Green timely filed a notice of appeal, stating that he was challenging the limitation attached to his sentence allowing him to receive no more than 15 percent “good time” or “work time” credit. Green sought, but did not receive, a certificate of probable cause. (Pen. Code, § 1237.5; Cal. Rules of Court, rule 8.304(b)(1).) We appointed counsel to represent Green on appeal. After an examination of the record, counsel filed an opening brief in which counsel raised no issues. On October 27, 2008, we advised Green he had 30 days within which to personally submit any contentions or issues he wished us to consider. Green has not responded.

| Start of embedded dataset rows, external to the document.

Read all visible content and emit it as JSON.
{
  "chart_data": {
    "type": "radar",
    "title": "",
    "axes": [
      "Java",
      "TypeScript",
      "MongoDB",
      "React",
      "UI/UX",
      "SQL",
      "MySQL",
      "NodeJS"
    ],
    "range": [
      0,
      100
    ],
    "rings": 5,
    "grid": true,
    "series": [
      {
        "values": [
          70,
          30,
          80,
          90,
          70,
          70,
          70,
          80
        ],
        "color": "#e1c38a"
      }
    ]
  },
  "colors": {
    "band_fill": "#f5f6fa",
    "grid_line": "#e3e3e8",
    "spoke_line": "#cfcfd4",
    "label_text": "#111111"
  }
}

We have examined the entire record and are satisfied that Green’s counsel has fully complied with the responsibilities of counsel and that no arguable issues exist. (Smith v. Robbins (2000) 528 U.S. 259, 277-278; People v. Kelly (2006) 40 Cal.4th 106, 112-113; People v. Wende (1979) 25 Cal.3d 436, 441.)
A criminal defendant who appeals following a plea of no contest or guilty without a certificate of probable cause can only challenge the denial of a motion to suppress evidence or raise grounds arising after the entry of the plea that do not affect its validity. (Cal. Rules of Court, rule 8.304(b).) Because Green is not challenging the validity of his plea but only the requirement of credit limitations on his sentence his appeal is proper. Nonetheless, on the merits we reject his challenge.

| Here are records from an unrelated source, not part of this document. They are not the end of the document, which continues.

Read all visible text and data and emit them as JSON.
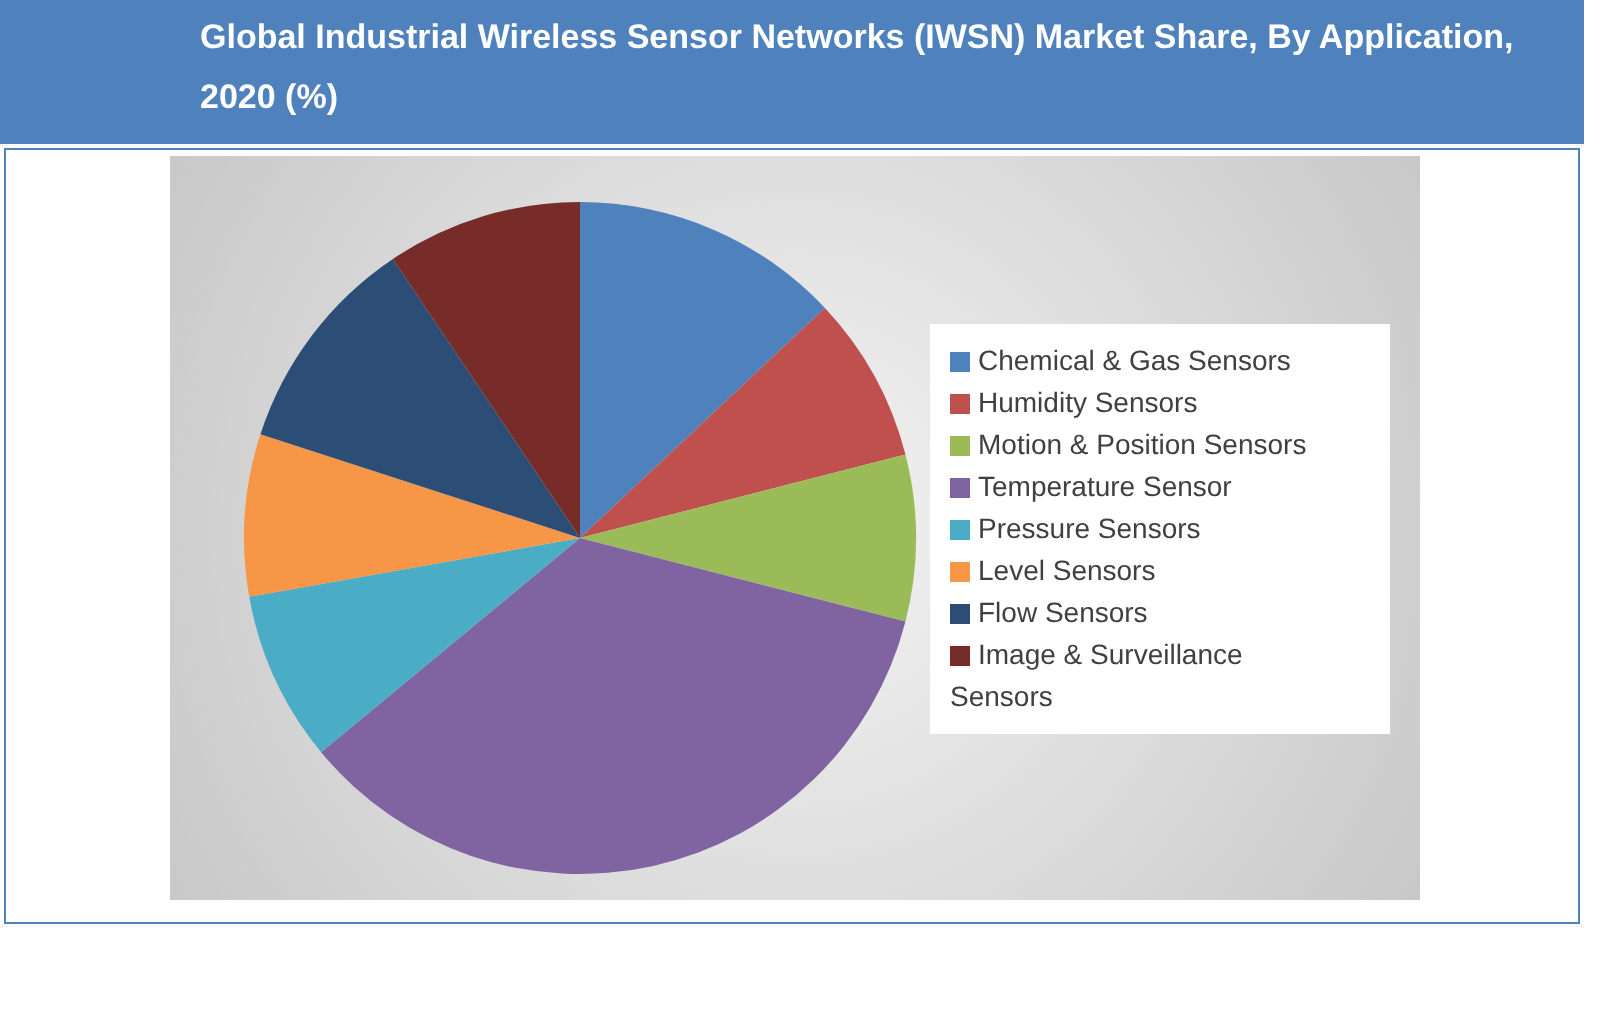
{
  "chart_data": {
    "type": "pie",
    "title": "Global Industrial Wireless Sensor Networks (IWSN) Market Share, By Application, 2020 (%)",
    "categories": [
      "Chemical & Gas Sensors",
      "Humidity Sensors",
      "Motion & Position Sensors",
      "Temperature Sensor",
      "Pressure Sensors",
      "Level Sensors",
      "Flow Sensors",
      "Image & Surveillance Sensors"
    ],
    "values": [
      13,
      8,
      8,
      35,
      8.2,
      7.8,
      10.6,
      9.4
    ],
    "colors": [
      "#4f81bd",
      "#c0504d",
      "#9bbb59",
      "#8064a2",
      "#4bacc6",
      "#f79646",
      "#2c4d75",
      "#772c2a"
    ],
    "legend": "right"
  }
}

Section 2933.1, subdivision (a) specifies that a person convicted of a “violent felony,” as defined in section 667.5, subdivision (c), may not accrue more than 15 percent work time credit of his actual time in custody. Subdivision (c) of section 2933.1 similarly limits presentence “good time” conduct credits for persons convicted of violent felonies who are sentenced to state prison. (See People v. Daniels (2003) 106 Cal.App.4th 736, 740 [“Section 2933.1(c) limits the maximum conduct credits that can be awarded to a defendant convicted of a section 667.5 felony to 15 percent of his or her actual time in custody”].)
Section 2933.1, subdivision (a) provides, “Notwithstanding any other law, any person who is convicted of a felony offense listed in subdivision (c) of Section 667.5 shall accrue no more than 15 percent of worktime credit, as defined in Section 2933.”
Section 2933.1, subdivision (c) provides, “Notwithstanding Section 4019 [computation of good behavior time credit] or any other provision of law, the maximum credit that may be earned against a period of confinement in, . . . jail . . . and prior to placement in the custody of the Director of Corrections, shall not exceed 15 percent of the actual period of confinement for any person specified in subdivision (a) [persons convicted of a violent felony listed in section 667.5, subdivision (c)].”
The statutory definition of a “violent felony” includes the commission of “any felony” in which the “defendant uses a firearm which use has been charged and proved as provided in subdivision (a) of Section . . . 12022.5[.]” (§ 667.5, subd. (c)(8).) Thus the factual circumstances of the present case satisfy the requirements for application of section 2933.1. Green pled no contest to the felony offense of dissuading a witness and admitted that he personally used a firearm in the commission of the offense within the meaning of section 12022.5, subdivision (a). Accordingly, Green’s crimes fall within the statutory definition of being a “violent felony” and Green is subject to both the “work time” and “good time” credit limitations of section 2933.1.
DISPOSITION
The judgment is affirmed.
We concur: MALLANO, P. J. WEISBERG, J.
Retired Judge of the Los Angeles Superior Court assigned by the Chief Justice pursuant to article VI, section 6 of the California Constitution.
At the time of sentencing in this case, prison time credit for good behavior was not available to any prisoner whose crime was committed on or after January 1, 1983. (§ 2931, subd. (d).) With the initiative measure passed by the voters on November 4, 2008, (Prop. 5, § 19) prison time credits for “good behavior” were again made available to certain prisoners, but not to prisoners “convicted of a serious or violent felony within the meaning of Section 667.5 or 1192.7[.]” (§ 2933, subd. (b).)